On Fri, Mar 16, 2007 at 09:21:13AM +0100, Ulrich Spoerlein
wrote:> Hi,
>
> One of our fileservers deadlocked, again. It is running RELENG_6 from
> 2006-11-14 and was running dump(8) -L on a 11% filled 400GB UFS2
> volume. It is hanging for 3h hours now, and there is no disk activity.
>
> # ps axl | grep snap
> 0 46 0 1 -4 0 0 8 snaplk DL ?? 98:58.88
> [bufdaemon]
> 0 48 0 0 -4 0 0 8 snaplk DL ?? 68:22.58 [syncer]
> 0 15179 11192 5 8 0 1708 1044 wait I+ p1 0:00.00 sh
> -c /sbin/mksnap_ffs /export/
> 0 18738 15179 0 -8 0 2776 1756 getbuf D+ p1 0:04.07
> /sbin/mksnap_ffs /export/homes
>
> Quotas are enabled in the server, but the filesystems are currently
> mounted without quota support (they were once mounted with userquota,
> though).
>
> Thanks,
> Uli
And, what is the question ? You know what is needed to debug the hang.

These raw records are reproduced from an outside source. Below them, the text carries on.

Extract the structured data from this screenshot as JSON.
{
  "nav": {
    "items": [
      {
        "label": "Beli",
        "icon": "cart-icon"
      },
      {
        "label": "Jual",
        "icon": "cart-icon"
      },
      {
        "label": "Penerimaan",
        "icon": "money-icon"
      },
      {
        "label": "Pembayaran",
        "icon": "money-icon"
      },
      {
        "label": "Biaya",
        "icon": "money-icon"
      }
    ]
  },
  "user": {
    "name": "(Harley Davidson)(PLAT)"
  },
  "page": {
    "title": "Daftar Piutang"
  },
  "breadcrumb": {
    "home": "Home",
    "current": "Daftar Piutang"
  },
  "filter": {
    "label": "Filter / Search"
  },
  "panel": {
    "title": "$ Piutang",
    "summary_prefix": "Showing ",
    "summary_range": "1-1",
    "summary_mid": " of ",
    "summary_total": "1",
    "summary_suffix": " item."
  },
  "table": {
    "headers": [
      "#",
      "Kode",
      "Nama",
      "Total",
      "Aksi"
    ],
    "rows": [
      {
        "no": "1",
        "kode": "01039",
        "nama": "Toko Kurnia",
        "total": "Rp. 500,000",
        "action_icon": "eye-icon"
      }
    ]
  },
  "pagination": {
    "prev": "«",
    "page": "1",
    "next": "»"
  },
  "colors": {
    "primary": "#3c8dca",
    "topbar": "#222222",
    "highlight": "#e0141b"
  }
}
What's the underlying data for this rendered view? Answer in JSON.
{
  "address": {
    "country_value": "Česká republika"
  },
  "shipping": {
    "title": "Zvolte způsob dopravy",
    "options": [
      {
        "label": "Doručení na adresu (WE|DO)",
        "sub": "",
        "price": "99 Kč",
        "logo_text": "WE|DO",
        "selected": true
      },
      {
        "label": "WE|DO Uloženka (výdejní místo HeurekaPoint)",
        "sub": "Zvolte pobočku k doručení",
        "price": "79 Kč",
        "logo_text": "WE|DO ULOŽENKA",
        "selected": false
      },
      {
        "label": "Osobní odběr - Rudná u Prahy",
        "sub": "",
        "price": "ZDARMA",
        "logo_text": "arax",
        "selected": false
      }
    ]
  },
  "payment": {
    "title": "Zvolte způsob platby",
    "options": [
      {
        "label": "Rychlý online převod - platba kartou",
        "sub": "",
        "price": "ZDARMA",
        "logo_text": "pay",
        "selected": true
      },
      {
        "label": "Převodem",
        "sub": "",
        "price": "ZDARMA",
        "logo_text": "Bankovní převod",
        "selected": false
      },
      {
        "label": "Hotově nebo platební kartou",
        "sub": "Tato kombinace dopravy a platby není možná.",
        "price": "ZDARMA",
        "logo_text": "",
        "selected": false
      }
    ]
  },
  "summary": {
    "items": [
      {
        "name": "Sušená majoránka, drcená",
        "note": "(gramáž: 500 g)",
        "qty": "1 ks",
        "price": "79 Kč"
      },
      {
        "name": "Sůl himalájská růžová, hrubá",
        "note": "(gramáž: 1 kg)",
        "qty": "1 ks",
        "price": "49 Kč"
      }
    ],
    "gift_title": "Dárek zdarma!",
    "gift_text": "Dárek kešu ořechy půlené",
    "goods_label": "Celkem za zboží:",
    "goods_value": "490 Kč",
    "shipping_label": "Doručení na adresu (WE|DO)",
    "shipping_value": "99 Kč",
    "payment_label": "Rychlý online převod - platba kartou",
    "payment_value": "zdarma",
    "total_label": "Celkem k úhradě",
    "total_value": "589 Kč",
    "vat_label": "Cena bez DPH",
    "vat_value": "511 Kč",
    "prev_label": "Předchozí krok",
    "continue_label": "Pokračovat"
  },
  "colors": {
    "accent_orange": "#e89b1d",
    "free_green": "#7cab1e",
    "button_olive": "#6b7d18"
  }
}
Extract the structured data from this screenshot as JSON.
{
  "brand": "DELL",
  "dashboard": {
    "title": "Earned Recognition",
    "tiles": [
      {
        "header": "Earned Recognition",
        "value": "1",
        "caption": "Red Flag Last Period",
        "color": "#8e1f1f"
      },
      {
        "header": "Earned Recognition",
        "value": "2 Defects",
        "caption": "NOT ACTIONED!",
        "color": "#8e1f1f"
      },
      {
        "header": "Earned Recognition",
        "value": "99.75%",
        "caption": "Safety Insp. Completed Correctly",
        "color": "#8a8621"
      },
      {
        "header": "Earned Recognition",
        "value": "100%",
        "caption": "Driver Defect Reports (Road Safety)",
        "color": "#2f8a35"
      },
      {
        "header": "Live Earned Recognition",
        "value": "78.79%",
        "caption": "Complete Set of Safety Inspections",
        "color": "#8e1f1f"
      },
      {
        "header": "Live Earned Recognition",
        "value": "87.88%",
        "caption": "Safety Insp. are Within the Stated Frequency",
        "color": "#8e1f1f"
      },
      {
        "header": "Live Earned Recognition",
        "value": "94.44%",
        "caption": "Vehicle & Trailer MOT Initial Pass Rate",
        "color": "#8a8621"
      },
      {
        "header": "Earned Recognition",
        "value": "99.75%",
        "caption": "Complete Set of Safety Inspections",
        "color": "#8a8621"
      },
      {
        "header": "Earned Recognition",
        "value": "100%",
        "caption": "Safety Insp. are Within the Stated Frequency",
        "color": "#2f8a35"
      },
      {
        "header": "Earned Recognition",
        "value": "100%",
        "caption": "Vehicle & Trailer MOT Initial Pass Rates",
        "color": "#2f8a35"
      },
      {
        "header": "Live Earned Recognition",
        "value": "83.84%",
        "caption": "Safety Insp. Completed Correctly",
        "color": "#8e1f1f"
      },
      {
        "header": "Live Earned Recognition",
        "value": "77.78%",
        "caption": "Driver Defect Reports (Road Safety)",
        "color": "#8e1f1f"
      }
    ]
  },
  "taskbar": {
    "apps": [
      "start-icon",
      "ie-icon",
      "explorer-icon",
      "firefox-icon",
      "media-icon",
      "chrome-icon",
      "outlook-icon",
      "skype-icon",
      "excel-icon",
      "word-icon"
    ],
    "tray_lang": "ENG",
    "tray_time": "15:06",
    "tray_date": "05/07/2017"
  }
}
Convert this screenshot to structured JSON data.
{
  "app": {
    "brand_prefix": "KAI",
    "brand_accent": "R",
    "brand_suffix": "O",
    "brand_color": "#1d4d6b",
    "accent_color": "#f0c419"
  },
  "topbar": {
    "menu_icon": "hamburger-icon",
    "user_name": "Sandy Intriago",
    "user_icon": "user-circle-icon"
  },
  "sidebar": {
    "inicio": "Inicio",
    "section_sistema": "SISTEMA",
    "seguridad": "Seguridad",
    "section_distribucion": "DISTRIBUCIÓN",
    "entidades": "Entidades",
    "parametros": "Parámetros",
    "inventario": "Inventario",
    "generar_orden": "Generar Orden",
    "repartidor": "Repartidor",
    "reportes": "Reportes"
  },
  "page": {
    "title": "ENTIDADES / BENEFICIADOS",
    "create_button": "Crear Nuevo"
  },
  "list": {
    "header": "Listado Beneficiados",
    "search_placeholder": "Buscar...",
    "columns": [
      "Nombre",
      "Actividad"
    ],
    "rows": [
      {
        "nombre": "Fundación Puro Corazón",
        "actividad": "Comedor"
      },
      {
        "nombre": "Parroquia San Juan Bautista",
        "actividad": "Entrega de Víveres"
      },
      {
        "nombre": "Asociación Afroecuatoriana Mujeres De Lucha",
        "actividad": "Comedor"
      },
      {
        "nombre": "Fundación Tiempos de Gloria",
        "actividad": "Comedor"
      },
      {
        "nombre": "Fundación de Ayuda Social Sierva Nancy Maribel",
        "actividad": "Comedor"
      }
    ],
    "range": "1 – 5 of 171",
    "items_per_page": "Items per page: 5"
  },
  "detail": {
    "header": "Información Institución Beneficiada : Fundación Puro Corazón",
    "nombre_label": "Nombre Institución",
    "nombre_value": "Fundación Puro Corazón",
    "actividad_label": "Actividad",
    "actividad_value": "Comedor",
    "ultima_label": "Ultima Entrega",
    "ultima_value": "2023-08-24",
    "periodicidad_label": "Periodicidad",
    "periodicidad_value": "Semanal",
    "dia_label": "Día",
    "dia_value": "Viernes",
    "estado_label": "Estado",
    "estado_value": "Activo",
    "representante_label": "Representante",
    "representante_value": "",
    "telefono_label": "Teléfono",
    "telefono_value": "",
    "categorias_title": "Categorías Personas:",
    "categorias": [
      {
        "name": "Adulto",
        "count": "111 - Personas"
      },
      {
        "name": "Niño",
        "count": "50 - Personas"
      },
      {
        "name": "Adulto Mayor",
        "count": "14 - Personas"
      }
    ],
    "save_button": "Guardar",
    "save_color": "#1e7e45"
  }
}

In addition to DDB, "options DEBUG_LOCKS, DEBUG_VFS_LOCKS" would be
very helpful.
From the wait channel for proc 18738, I suspect that the problem might
be the LOR between cg buffer lock and snaplk. The fix was committed to
CURRENT some time ago, and I'm waiting for re@ decision whether the
change could be MFCed.
Meantime, if you can systematically reproduce the problem, I would recommend
you, in addition to providing proper deadlock report, to try the following
patch (it was heavily reviewed and tested before committed to CURRENT):
http://people.freebsd.org/~kib/misc/bdwrite.8.patch
(just ignore xfs chunk).
>
> PS: I can't break to DDB, as it is not configured for this server.
> What are the recommended DDB settings for _production_ servers? I want
> them to reboot on panic, but be able to grab the panic string via
> serial console. Is something like this gonna do the trick? Is there
> some kind of performance impact?
>
> options KDB
> options DDB
> options KDB_UNATTENDED
> options ALT_BREAK_TO_DEBUGGER
>
> It should *NOT* enter the debugger, if I plug/pull an RS232 cable. I
> read somewhere, that some controllers do send a break if the cable
> gets pulled, IIRC.
It seems to be reasonable set of options (see above for DEBUG_VFS_LOCKS,
that would have some impact on performance).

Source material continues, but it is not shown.